A typical problem in physics is that physical quantities can be calculated for a series of finite systems, but ultimately, we would like to know the results for the infinite system. Hulthen (1938) studied the one-dimensional Spin Heisenberg model with the Hamiltonian
where is the spin at the site and is the total number of sites in the system. From the eigen equation
Hulthen obtained the ground-state energy per site, for a series of finite systems with
Now assume that the ground-state energy per site is given by
Truncate the above series at and find by solving the linear equation set numerically.
To find the ground-state energy per site, , for a series of finite systems, we can start by truncating the given series at some finite value, . Then, we need to solve the linear equation set numerically.
Here are the steps to find :
1. First, truncate the series at some finite value, . This means we will consider only the terms up to .
2. Write the truncated series for the ground-state energy per site as:
\[E_0(N) = E_0(\infty) + \sum_{n=1}^N a_n \left(\frac{e^{-\alpha_n}}{(\alpha_n)^2}\right)\]
In this equation, is the ground-state energy per site for the infinite system, and are coefficients that need to be determined.
3. Define a linear equation set using the values of and the coefficients :
\[E_0(N) = E_0(\infty) + A \mathbf{a}\]
where is a vector containing the coefficients and is the matrix of terms
\[A_{ij} = \left(\frac{e^{-\alpha_j}}{(\alpha_j)^2}\right)\]
4. Now, we need to solve the linear equation set numerically to find the values of the coefficients .

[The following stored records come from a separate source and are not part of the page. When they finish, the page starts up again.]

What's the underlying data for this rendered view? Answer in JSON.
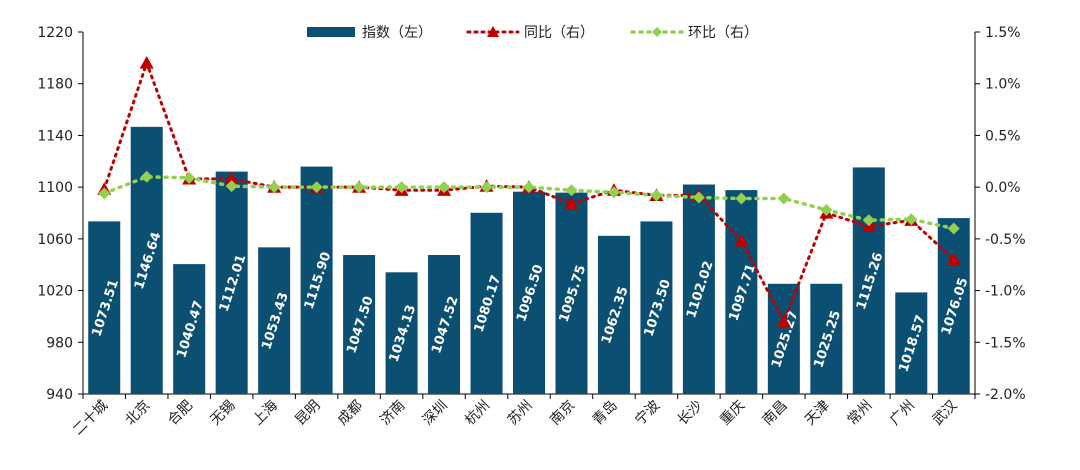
{
  "chart_data": {
    "type": "bar",
    "categories": [
      "二十城",
      "北京",
      "合肥",
      "无锡",
      "上海",
      "昆明",
      "成都",
      "济南",
      "深圳",
      "杭州",
      "苏州",
      "南京",
      "青岛",
      "宁波",
      "长沙",
      "重庆",
      "南昌",
      "天津",
      "常州",
      "广州",
      "武汉"
    ],
    "series": [
      {
        "name": "指数（左）",
        "type": "bar",
        "axis": "left",
        "color": "#0b4f72",
        "values": [
          1073.51,
          1146.64,
          1040.47,
          1112.01,
          1053.43,
          1115.9,
          1047.5,
          1034.13,
          1047.52,
          1080.17,
          1096.5,
          1095.75,
          1062.35,
          1073.5,
          1102.02,
          1097.71,
          1025.27,
          1025.25,
          1115.26,
          1018.57,
          1076.05
        ]
      },
      {
        "name": "同比（右）",
        "type": "line",
        "axis": "right",
        "color": "#c00000",
        "values": [
          -0.02,
          1.2,
          0.08,
          0.08,
          0.0,
          0.0,
          0.0,
          -0.03,
          -0.03,
          0.01,
          0.0,
          -0.16,
          -0.03,
          -0.08,
          -0.08,
          -0.52,
          -1.3,
          -0.25,
          -0.38,
          -0.32,
          -0.7
        ]
      },
      {
        "name": "环比（右）",
        "type": "line",
        "axis": "right",
        "color": "#92d050",
        "values": [
          -0.06,
          0.1,
          0.09,
          0.01,
          0.0,
          0.0,
          0.0,
          0.0,
          0.0,
          0.0,
          0.0,
          -0.03,
          -0.05,
          -0.08,
          -0.1,
          -0.11,
          -0.11,
          -0.22,
          -0.32,
          -0.31,
          -0.4
        ]
      }
    ],
    "y_left": {
      "ylim": [
        940,
        1220
      ],
      "ticks": [
        "940",
        "980",
        "1020",
        "1060",
        "1100",
        "1140",
        "1180",
        "1220"
      ]
    },
    "y_right": {
      "ylim": [
        -2.0,
        1.5
      ],
      "ticks": [
        "-2.0%",
        "-1.5%",
        "-1.0%",
        "-0.5%",
        "0.0%",
        "0.5%",
        "1.0%",
        "1.5%"
      ]
    },
    "bar_labels": [
      "1073.51",
      "1146.64",
      "1040.47",
      "1112.01",
      "1053.43",
      "1115.90",
      "1047.50",
      "1034.13",
      "1047.52",
      "1080.17",
      "1096.50",
      "1095.75",
      "1062.35",
      "1073.50",
      "1102.02",
      "1097.71",
      "1025.27",
      "1025.25",
      "1115.26",
      "1018.57",
      "1076.05"
    ],
    "legend": [
      "指数（左）",
      "同比（右）",
      "环比（右）"
    ],
    "legend_position": "top-center",
    "grid": false
  }
}
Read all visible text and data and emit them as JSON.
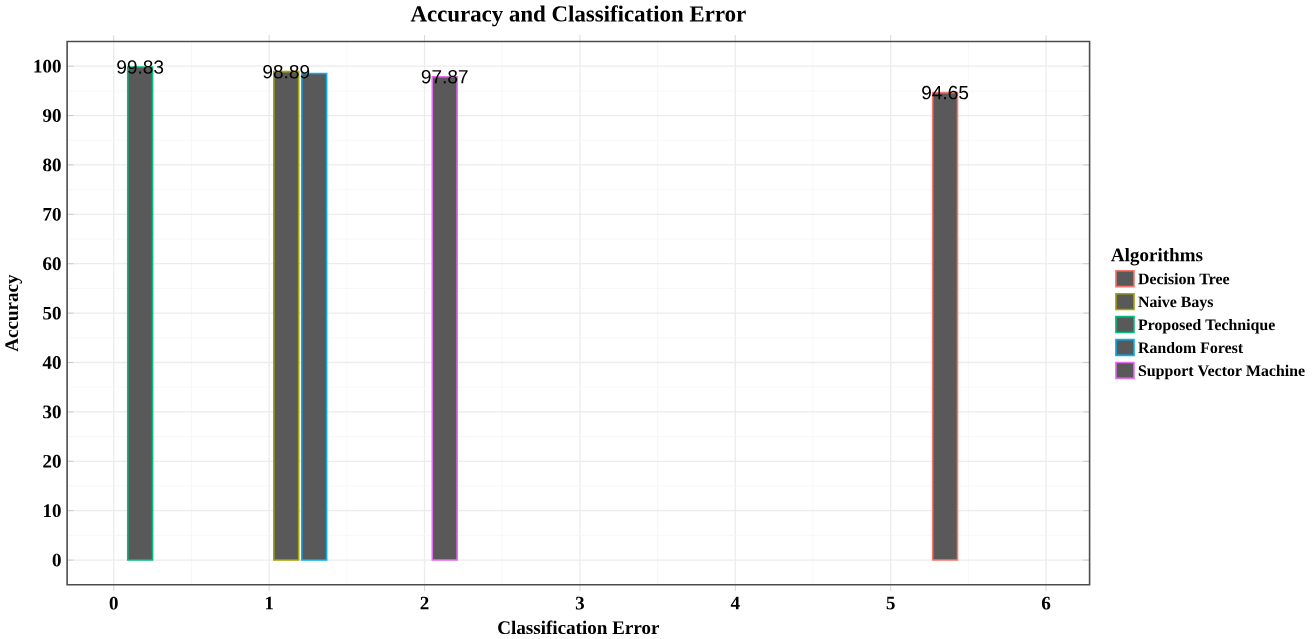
{
  "chart_data": {
    "type": "bar",
    "title": "Accuracy and Classification Error",
    "xlabel": "Classification Error",
    "ylabel": "Accuracy",
    "legend_title": "Algorithms",
    "series": [
      {
        "name": "Decision Tree",
        "color": "#f8766d",
        "x": [
          5.35
        ],
        "values": [
          94.65
        ],
        "value_labels": [
          "94.65"
        ]
      },
      {
        "name": "Naive Bays",
        "color": "#a3a500",
        "x": [
          1.11
        ],
        "values": [
          98.89
        ],
        "value_labels": [
          "98.89"
        ]
      },
      {
        "name": "Proposed Technique",
        "color": "#00bf7d",
        "x": [
          0.17
        ],
        "values": [
          99.83
        ],
        "value_labels": [
          "99.83"
        ]
      },
      {
        "name": "Random Forest",
        "color": "#00b0f6",
        "x": [
          1.29
        ],
        "values": [
          98.5
        ],
        "value_labels": [
          null
        ]
      },
      {
        "name": "Support Vector Machine",
        "color": "#e76bf3",
        "x": [
          2.13
        ],
        "values": [
          97.87
        ],
        "value_labels": [
          "97.87"
        ]
      }
    ],
    "xlim": [
      -0.3,
      6.28
    ],
    "ylim": [
      -5,
      105
    ],
    "xticks": [
      0,
      1,
      2,
      3,
      4,
      5,
      6
    ],
    "yticks": [
      0,
      10,
      20,
      30,
      40,
      50,
      60,
      70,
      80,
      90,
      100
    ],
    "grid": true,
    "legend": "right"
  }
}
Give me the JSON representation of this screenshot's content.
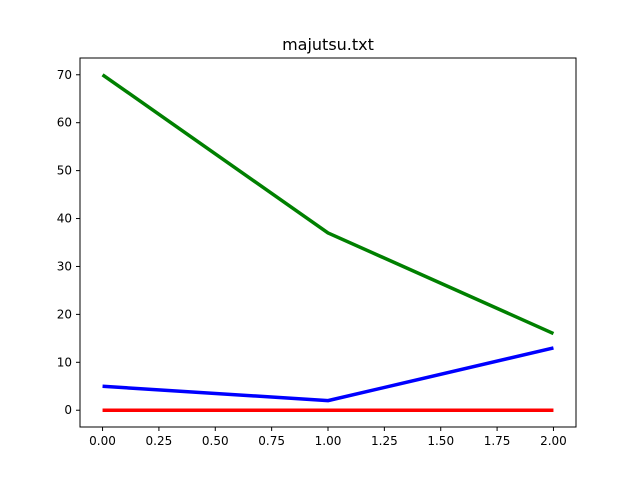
{
  "chart_data": {
    "type": "line",
    "title": "majutsu.txt",
    "xlabel": "",
    "ylabel": "",
    "x": [
      0,
      1,
      2
    ],
    "xlim": [
      -0.1,
      2.1
    ],
    "ylim": [
      -3.5,
      73.5
    ],
    "xticks": [
      0.0,
      0.25,
      0.5,
      0.75,
      1.0,
      1.25,
      1.5,
      1.75,
      2.0
    ],
    "xtick_labels": [
      "0.00",
      "0.25",
      "0.50",
      "0.75",
      "1.00",
      "1.25",
      "1.50",
      "1.75",
      "2.00"
    ],
    "yticks": [
      0,
      10,
      20,
      30,
      40,
      50,
      60,
      70
    ],
    "ytick_labels": [
      "0",
      "10",
      "20",
      "30",
      "40",
      "50",
      "60",
      "70"
    ],
    "grid": false,
    "legend": "none",
    "series": [
      {
        "color": "#ff0000",
        "values": [
          0,
          0,
          0
        ]
      },
      {
        "color": "#0000ff",
        "values": [
          5,
          2,
          13
        ]
      },
      {
        "color": "#008000",
        "values": [
          70,
          37,
          16
        ]
      }
    ]
  }
}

5. To solve the linear equation set numerically, we can use numerical methods like the Gaussian elimination method, LU decomposition, or matrix inversion.
6. Using the appropriate numerical method and the given values of , solve the linear equation set to find the coefficients .
7. Once we have the coefficients , we can substitute them back into the truncated series to find the value of the ground-state energy per site, .
By following these steps, we can find the approximate value of the ground-state energy per site, , for a series of finite systems by truncating the series and solving the linear equation set numerically.